Todavia, é importante sublinhar que,
tal como o texto supracitado sugere, havia distinção entre o escravo israelita
e o gentio. Pois, enquanto este podia ser vendido (Deuteronômio 21.14), aquele
a si mesmo vendia. No entanto, apesar dessa diferença, o escravo gentio, tal
como o israelita, gozava de uma série de benefícios. Um deles, inclusive,
funcionava como uma espécie de freio inibidor da violência dos patrões.
Porquanto, se alguém ferisse os olhos ou os dentes de um escravo, gentio ou
israelita, segundo a Lei, teria de libertá-lo (Êxodo 21.26, 27).
Há nesse texto, entretanto, uma
aparente contradição. Porquanto, nos versículos anteriores, a Bíblia diz que “se
alguém ferir a seu servo ou a sua serva com vara, e morrerem debaixo da sua mão,
certamente será castigado; porém, se ficarem vivos por um ou dois dias, não
será castigado, porque é seu dinheiro” (Êxodo 21.20,21). Tal afirmação, aos
olhos dos críticos, constitui uma prova cabal de que o escravo era considerado
uma coisa, e que, portanto, não tinha direitos.

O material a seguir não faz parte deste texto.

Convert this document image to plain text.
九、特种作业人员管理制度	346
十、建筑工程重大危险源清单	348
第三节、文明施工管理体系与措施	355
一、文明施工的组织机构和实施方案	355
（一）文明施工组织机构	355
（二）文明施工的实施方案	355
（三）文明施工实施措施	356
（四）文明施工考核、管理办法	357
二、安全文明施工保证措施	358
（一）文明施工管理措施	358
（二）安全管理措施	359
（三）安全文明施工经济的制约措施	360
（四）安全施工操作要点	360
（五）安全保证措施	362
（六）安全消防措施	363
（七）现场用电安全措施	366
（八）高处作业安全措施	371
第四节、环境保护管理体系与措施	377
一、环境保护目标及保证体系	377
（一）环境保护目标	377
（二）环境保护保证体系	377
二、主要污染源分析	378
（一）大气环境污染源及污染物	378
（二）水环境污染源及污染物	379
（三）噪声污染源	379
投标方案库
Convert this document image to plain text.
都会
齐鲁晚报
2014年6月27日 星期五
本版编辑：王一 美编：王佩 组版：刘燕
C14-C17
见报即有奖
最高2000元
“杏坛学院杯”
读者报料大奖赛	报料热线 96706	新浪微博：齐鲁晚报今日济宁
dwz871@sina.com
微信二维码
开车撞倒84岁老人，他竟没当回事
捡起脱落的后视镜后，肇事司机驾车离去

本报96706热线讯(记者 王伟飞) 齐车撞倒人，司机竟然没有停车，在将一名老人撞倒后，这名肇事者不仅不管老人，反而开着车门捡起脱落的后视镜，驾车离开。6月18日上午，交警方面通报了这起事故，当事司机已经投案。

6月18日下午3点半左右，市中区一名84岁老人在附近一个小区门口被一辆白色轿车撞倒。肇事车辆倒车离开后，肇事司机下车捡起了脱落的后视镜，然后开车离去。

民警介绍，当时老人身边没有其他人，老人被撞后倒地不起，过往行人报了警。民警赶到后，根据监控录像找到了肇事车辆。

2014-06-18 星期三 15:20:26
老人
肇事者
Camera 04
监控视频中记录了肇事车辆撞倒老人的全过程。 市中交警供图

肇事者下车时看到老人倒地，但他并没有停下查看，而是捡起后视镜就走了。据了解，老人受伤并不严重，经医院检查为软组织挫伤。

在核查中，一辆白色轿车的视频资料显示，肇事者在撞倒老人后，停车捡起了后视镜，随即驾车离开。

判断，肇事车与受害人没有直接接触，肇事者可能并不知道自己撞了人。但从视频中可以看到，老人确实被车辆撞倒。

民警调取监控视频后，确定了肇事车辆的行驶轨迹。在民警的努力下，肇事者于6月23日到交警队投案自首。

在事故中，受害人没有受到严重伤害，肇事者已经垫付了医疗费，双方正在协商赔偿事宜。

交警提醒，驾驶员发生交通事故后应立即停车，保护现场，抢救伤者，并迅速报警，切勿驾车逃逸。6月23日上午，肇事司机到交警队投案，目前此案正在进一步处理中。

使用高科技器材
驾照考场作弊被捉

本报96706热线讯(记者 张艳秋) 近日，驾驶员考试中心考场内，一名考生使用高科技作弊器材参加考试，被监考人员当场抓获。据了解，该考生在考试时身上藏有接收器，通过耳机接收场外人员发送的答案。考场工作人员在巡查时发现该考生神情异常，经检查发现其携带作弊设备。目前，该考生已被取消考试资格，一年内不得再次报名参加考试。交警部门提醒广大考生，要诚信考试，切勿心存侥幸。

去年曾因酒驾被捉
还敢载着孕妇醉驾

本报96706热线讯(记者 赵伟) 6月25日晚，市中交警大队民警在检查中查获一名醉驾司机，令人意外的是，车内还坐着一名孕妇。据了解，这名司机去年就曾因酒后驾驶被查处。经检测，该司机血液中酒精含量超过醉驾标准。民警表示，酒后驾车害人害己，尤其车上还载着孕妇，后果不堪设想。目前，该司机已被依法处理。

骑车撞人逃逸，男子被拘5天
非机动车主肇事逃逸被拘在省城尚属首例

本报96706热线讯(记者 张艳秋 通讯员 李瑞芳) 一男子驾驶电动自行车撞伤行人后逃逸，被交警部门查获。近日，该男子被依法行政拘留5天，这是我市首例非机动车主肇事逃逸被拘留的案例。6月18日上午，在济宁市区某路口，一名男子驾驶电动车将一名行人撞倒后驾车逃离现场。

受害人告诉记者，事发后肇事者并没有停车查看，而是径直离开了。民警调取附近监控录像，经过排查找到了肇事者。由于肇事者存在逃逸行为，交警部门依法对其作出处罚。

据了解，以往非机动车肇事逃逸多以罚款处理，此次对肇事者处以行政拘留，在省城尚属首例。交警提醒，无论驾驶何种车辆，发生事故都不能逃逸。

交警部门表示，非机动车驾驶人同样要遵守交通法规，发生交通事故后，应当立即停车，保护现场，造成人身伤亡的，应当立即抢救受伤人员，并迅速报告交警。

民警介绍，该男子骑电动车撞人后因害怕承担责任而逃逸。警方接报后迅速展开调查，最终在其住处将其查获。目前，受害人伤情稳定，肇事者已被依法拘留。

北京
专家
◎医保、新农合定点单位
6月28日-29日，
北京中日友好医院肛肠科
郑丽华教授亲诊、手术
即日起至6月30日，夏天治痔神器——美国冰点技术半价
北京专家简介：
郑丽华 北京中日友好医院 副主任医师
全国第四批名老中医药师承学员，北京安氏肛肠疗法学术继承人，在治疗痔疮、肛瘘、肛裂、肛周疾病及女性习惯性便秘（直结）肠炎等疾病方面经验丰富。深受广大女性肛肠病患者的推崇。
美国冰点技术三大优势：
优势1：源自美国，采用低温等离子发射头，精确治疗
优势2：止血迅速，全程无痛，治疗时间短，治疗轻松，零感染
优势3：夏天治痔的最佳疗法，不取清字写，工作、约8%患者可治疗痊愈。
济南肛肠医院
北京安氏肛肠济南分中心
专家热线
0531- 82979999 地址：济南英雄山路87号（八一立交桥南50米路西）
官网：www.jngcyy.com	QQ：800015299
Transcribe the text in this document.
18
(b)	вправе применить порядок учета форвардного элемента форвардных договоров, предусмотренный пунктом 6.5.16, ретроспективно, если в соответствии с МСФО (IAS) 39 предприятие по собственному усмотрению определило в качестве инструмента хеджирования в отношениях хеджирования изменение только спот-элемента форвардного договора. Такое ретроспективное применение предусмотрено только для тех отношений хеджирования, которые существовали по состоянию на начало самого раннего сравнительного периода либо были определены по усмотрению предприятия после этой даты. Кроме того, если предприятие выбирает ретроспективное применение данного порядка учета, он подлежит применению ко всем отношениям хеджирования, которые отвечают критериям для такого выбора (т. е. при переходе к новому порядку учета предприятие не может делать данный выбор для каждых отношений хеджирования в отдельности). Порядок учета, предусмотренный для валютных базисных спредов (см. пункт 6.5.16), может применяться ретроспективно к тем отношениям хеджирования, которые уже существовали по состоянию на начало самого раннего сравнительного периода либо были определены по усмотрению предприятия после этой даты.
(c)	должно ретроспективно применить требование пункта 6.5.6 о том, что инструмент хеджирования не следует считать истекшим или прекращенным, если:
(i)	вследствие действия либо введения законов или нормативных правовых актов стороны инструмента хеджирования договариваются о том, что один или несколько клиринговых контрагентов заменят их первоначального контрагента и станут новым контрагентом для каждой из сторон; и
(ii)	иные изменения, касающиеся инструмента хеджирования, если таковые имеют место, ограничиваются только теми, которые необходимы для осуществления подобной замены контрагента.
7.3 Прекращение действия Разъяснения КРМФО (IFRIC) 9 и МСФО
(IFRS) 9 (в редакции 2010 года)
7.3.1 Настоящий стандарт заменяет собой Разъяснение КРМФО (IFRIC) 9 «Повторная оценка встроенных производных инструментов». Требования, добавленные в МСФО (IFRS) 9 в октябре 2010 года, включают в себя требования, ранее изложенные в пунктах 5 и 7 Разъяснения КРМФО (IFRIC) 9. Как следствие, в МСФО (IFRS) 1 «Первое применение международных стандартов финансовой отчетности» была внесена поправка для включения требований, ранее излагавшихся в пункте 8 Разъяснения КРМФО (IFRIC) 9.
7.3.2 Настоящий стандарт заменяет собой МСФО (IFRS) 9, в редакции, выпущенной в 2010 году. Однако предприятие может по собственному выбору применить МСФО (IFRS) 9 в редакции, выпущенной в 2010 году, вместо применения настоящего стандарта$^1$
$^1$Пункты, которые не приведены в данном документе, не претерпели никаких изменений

Afinal, embora a Lei previsse a
pena de morte para o assassinato (Gênesis 9.6), essa sentença não seria
aplicada a quem matasse seu escravo.
Contudo,
é possível perceber que o propósito do texto não é apontar o escravo como
mercadoria; afinal, no versículo 20, o agressor é punido. O fato de não ser
aplicada, nesse caso, a pena capital, não coisifica o escravo. Na verdade, a legislação
estava dando ao patrão o benefício da dúvida. Isto é, na situação hipotética
mencionada no texto, ele estaria disciplinando seu servo por alguma má ação,
mas sem a intenção de matar. Ou seja, o que está em vista é uma morte
acidental. Logo, não há contradição.
Outra evidência de que a condição do
escravo estrangeiro não era tão ruim quanto se pensa, é o fato de que podia
contrair matrimônio com os filhos de seu dono. Um exemplo disso é encontrado em
1Crônicas 2.34,35, onde relata-se que um escravo egípcio casou-se com a filha
de um israelita. Da mesma forma, em Êxodo 21.7-11, está prevista a
possibilidade de uma escrava casar-se com o filho do patrão, e gozar de todos
os direitos de uma filha (Êxodo 21.9).
A peculiaridade da escravidão praticada
pelo povo da Antiga Aliança salta aos nossos olhos, sobretudo, quando
verificamos que, além de todos os benefícios já mencionados, os escravos
podiam, inclusive, ter parte na herança de seu senhor: “O escravo prudente
dominará sobre o filho que causa vergonha e, entre os irmãos, terá parte na
herança” (Provérbios 17.1). Outrossim, era concedido ao escravo o privilégio
de, na ausência de filhos do patrão, ser o único herdeiro (Gênesis 15.3).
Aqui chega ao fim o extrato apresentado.